Titel
„Sohn, da musst du selber durch. Natürlich würde ich dir gern dabei helfen. Aber das kann keiner. Das einzige, was ich machen kann, ist dich abzulenken. Ich kenne den ganzen Liebesschmerz. Hab ihn hundertfach durch. Mal stärker, mal schwächer. Je nachdem, wie sehr ich die Frau geliebt habe. Tu dir selbst den Gefallen und lass die Finger vom Alkohol. Sieh mich an. So siehst du aus, wenn du jedes mal zur Flasche greifst. Ja, ich war oft verliebt und wurde schnell wieder fallen gelassen. Jedes mal tat es weh. Und immer wieder verkroch ich mich dann im
Suff. Versuchte, den Schmerz in Alkohol zu ertränken. Was natürlich nicht klappte. - Eher das Gegenteil passierte. Ich heulte mir die Augen aus, wie ein Mädchen. Und je nachdem, wie sehr ich sie geliebt hatte, flossen die Tränen mal mehr und mal weniger.
Lass heute den Fernseher kalt. Du wirst sonst nur daran erinnert und das macht es schlimmer. Ich würde vorschlagen, das wir einen Dauerlauf machen.

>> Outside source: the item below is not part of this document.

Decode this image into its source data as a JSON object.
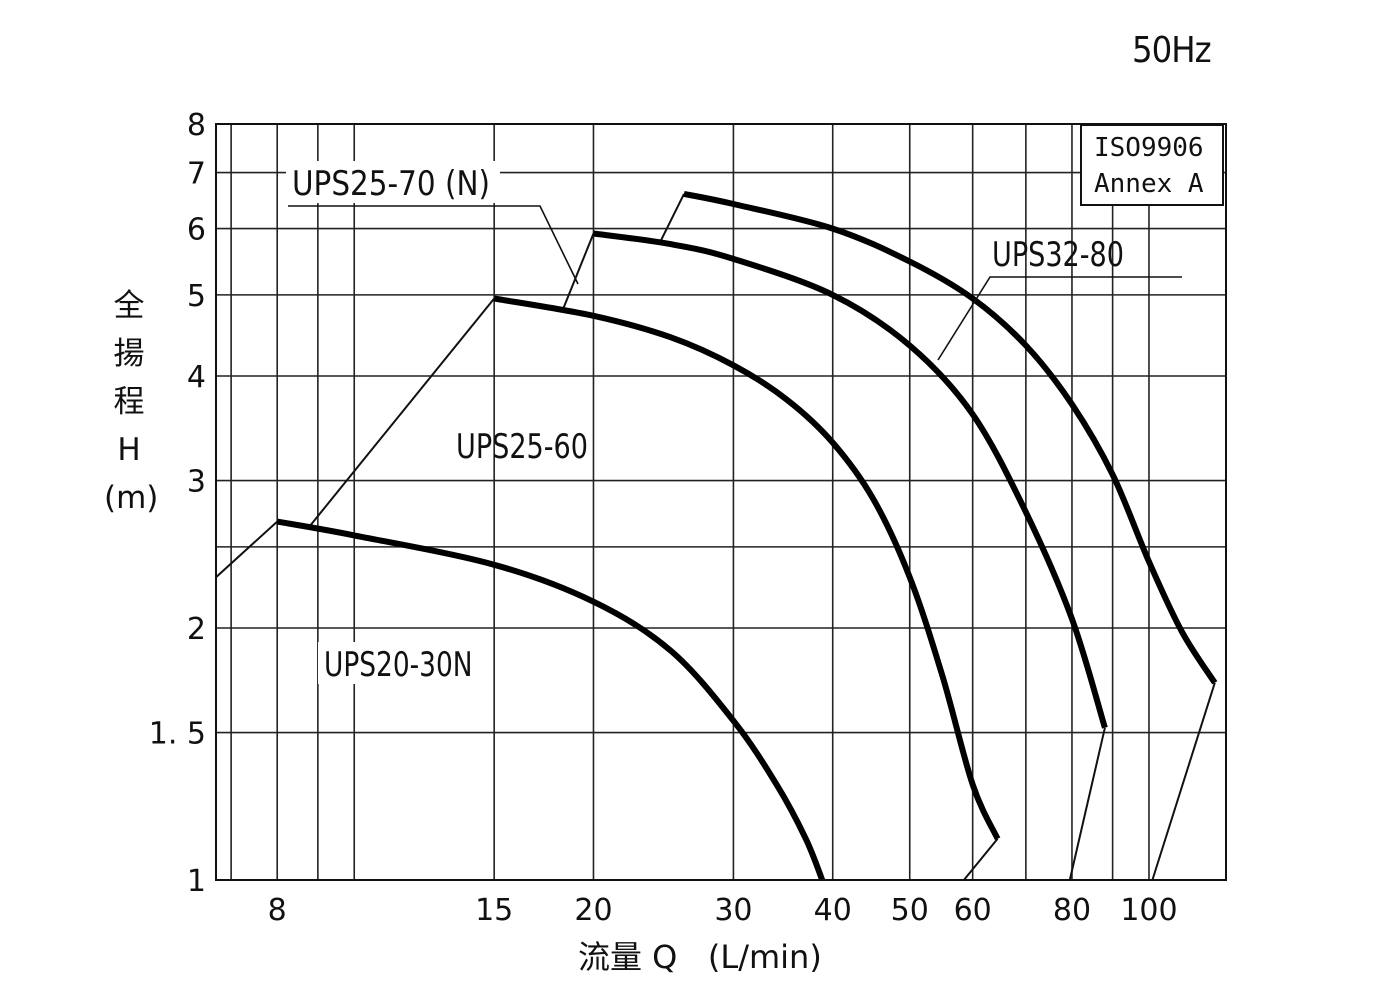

Danach wirst dich ein wenig besser fühlen. - Hätte ich damals auch machen sollen, anstatt...“
Wir zogen uns unsere Sportsachen an und dann liefen wir eine halbe Ewigkeit. Unterhielten uns über Belangloses. Ich
versuchte, ihn auf andere Gedanken zu bringen. Was sehr schwierig war. Mein armer Sohn. Dabei hatte es so gut ausgesehen. Doch dann machte sie aus heiterem Himmel Schluss. Kurz darauf sah er sie mit einem anderen. Harter Tobak. Er tat mir richtig leid.
Meine Pflicht ist es, ihn davon abzuhalten, das er sich begießt. Es brachte nichts. Half nichts. Trotz des Wissens, tat ich es immer und immer wieder. Trocken zu bleiben, gelingt mir nur für wenige Wochen. Ich wollte nicht, das mein Sohn auch Alkoholiker wird. Es ist kein schönes Leben, wenn die Hände zittern. Wenn man an fast nichts anderes, als an Alkohol denken
kann. Das wollte ich meinem Sohn ersparen. Der Preis dafür, war mir egal. Mein Leben hatte ich dadurch kaputt gemacht. Bei mir war es zu spät, was zu ändern. Aber bei ihm nicht. So weit mir bekannt war, hatte er noch nie Alkohol getrunken. Kein Wunder, bei dem Vorbild. Ich konnte nur hoffen, das es so blieb.
Wir liefen zweimal täglich. Nach der Berufsschule und nach dem Abendessen. Hinterher war ich immer völlig fertig. Konnte mich kaum noch bewegen. Deshalb sank auch mein Alkoholkonsum. Manchmal fragte ich mich, ob wir seinetwegen liefen, damit er seine Freundin vergisst, oder
meinetwegen, damit ich nicht so viel trinke.
Ich hatte nicht gemerkt, wie es ins Blut überging. Wenn mein Sohn durch die Tür kam, stand ich auf, zog meine Trainingssachen an und wir liefen ein paar Kilometer. Genauso war es am Abend. Kaum hatten wir den letzten Bissen heruntergeschluckt und den Abwasch ins Spülbecken gegeben, liefen wir los. Die Veränderungen bekam ich nicht mit. Ich trank immer noch mein Bier. Aber nicht mehr so viel.
Doch dann kam der Abschied. Es fiel mir gar nicht leicht, meinen Sohn gehen zu lassen. Aber halten, konnte ich ihn auch nicht mehr. Er hatte ein Alter
erreicht, bei dem man nicht mehr bei seinen Eltern wohnen will. Ich verstand es. Trotzdem blutete mir das Herz. Wollte nicht wahrhaben, das ich fortan wieder alleine leben musste. Ohne Gesellschaft. Das machte mich zu schaffen und ich fing wieder an zu trinken.